Friday, December 9, 2011

milking the status quo


During an art discussion I participated in last week with a few local artists, we talked about the definition of success. What does it mean to be a successful artist? How does one qualify as such? Is it money, exhibitions, education, gallery representation?

Throughout my time at graduate school the route of success was quite specific; get as many shows as possible at the very best galleries, take risks in your work, while maintaining the status quo. Seems like quite a conundrum to me. How can you take risks when you are given such boundaries? What if I don't want to create installations?

There is also a status quo in the role as a mom; feed your baby organic, make sure they have adequate naps, study vaccinations carefully, never allow passive learning, breast feed for at least a year (the list continues). Neither the status quo of mothering nor that of the contemporary art world remind us to ask what is best for us.
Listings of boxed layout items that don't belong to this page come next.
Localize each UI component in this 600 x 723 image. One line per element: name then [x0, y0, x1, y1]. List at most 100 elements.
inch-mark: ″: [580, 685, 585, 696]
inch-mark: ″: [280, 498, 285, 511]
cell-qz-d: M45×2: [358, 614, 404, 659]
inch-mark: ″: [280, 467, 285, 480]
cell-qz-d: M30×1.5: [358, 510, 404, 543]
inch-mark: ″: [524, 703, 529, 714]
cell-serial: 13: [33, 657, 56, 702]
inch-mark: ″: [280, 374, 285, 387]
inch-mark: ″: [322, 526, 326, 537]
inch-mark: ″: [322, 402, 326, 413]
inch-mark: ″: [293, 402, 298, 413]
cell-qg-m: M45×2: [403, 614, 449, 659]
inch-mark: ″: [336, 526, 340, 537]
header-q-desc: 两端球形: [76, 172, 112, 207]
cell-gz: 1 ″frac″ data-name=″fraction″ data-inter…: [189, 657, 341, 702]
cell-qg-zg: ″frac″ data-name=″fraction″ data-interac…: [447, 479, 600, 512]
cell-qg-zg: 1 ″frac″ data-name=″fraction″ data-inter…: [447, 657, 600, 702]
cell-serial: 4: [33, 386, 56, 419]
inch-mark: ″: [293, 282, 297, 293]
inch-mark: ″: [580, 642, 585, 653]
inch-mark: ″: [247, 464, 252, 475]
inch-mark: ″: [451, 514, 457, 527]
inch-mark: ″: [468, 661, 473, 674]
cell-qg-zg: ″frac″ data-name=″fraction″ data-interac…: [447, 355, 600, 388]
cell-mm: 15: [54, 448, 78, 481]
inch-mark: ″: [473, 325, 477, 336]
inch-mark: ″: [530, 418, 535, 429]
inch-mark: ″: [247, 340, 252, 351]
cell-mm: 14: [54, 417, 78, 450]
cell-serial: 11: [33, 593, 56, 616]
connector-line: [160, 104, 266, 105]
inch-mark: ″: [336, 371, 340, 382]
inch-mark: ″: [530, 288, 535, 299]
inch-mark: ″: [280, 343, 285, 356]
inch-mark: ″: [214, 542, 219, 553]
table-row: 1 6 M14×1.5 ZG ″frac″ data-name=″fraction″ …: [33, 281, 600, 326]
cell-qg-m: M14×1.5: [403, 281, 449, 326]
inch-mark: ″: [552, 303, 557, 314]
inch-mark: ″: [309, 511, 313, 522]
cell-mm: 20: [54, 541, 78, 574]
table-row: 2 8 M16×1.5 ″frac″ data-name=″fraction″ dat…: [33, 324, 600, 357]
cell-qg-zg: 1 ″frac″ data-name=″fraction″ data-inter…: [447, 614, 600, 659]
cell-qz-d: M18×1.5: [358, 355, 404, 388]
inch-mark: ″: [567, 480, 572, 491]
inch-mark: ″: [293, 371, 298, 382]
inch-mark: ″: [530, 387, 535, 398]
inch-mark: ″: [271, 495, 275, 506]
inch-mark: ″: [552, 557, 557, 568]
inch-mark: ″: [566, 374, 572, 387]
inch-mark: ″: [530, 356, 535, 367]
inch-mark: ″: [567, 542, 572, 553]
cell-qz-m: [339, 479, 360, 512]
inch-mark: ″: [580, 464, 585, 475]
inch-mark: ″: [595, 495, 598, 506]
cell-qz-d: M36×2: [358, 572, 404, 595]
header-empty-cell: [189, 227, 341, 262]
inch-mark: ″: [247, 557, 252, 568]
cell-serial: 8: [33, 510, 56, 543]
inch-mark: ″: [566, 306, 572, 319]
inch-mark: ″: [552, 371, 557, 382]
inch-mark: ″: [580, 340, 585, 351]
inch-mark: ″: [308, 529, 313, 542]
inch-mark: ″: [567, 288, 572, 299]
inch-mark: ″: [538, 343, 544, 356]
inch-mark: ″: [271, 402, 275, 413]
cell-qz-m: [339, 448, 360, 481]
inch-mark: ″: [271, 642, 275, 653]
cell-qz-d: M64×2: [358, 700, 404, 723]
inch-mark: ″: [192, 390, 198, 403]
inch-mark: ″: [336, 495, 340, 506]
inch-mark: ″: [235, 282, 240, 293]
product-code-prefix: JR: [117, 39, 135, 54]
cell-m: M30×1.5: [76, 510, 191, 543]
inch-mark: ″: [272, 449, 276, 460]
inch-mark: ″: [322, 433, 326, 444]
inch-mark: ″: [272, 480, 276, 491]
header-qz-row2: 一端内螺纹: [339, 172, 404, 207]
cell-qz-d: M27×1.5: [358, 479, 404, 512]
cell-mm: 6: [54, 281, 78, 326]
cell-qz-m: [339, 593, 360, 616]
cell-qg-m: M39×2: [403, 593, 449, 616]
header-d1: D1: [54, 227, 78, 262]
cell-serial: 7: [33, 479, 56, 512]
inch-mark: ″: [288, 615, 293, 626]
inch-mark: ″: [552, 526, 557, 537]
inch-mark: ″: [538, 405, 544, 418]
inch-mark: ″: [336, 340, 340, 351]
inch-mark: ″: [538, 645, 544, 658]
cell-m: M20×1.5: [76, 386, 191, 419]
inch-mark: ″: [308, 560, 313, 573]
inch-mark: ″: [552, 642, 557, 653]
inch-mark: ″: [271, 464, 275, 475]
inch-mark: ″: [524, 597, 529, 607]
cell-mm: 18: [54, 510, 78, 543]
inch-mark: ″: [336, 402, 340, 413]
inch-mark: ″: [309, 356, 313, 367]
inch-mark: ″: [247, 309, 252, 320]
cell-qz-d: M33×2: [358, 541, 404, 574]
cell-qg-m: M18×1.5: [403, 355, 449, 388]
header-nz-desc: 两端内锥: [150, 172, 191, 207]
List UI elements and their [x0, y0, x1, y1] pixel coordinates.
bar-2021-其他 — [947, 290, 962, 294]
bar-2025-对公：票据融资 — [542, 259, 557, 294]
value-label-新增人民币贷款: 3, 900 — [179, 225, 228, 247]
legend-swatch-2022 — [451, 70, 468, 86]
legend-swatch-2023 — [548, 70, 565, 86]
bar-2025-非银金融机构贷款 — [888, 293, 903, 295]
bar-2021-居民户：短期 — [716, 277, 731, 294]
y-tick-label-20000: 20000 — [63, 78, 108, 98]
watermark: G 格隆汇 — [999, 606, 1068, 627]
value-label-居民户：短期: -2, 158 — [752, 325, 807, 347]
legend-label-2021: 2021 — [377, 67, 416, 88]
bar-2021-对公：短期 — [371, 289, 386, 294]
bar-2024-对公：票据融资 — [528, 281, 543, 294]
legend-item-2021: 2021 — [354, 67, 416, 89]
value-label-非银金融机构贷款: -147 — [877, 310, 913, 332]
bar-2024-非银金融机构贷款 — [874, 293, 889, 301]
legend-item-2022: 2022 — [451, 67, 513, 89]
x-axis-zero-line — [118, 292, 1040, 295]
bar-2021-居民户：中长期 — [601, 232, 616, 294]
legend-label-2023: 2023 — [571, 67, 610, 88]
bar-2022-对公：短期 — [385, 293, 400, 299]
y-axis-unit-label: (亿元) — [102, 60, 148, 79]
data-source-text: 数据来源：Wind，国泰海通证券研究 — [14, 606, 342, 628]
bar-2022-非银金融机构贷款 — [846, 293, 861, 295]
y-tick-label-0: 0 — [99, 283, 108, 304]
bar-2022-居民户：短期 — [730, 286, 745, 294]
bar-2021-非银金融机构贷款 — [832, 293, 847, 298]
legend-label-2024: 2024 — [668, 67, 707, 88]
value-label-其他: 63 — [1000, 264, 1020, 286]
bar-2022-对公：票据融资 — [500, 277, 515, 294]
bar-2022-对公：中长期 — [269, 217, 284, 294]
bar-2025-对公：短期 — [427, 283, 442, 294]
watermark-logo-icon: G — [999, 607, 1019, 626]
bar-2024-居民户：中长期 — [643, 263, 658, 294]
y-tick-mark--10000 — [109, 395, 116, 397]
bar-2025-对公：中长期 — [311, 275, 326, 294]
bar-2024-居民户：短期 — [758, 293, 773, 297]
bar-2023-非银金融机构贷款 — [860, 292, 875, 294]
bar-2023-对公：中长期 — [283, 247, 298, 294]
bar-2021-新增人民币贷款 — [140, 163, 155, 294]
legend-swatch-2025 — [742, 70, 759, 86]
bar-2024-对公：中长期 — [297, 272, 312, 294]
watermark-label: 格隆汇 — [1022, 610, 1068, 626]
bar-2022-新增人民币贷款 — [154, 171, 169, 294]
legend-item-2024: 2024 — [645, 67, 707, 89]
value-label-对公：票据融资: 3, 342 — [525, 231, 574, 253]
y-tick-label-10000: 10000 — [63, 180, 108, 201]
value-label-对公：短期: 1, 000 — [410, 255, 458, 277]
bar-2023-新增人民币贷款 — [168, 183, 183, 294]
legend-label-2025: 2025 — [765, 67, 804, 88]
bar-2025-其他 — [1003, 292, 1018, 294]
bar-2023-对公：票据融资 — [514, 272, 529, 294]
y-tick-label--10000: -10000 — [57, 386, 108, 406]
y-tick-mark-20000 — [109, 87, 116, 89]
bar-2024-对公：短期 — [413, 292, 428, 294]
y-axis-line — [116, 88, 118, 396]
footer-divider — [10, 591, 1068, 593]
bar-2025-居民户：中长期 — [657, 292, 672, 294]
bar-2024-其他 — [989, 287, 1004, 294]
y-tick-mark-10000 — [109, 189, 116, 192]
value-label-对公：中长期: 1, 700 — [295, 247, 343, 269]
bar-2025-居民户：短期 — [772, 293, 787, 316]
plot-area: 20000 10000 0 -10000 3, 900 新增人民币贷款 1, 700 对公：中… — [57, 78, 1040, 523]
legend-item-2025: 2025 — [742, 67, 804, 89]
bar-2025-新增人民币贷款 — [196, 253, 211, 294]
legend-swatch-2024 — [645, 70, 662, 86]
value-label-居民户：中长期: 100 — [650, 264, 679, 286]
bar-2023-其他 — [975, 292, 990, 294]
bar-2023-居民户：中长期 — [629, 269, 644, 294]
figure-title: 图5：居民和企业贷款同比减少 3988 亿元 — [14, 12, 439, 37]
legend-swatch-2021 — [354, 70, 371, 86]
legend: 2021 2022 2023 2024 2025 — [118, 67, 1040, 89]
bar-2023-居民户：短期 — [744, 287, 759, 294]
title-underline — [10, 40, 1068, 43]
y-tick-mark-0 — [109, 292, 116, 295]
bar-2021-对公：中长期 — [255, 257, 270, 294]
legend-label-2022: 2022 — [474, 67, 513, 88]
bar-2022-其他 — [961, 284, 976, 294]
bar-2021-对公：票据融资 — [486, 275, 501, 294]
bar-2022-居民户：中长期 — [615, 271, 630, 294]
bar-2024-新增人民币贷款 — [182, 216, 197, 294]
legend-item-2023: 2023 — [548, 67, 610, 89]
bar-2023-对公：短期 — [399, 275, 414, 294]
In about two weeks I will have nursed my daughter for an entire year. For some women this might seem as an easy feat, but for me it was quite a struggle. (If I could count how many hours I have sat locked in that rocking chair) And yet, even as I approach a year I have asked myself if that is enough and, should I go on? How far can the status quo go? What is enough? How often do moms ask if they have done enough for themselves?

There are many different routes to success as an artist. Just as there are in being a mother. I have begun weaning Ila to milk; I have done enough. And I have to ask; can I get a milkshake with that?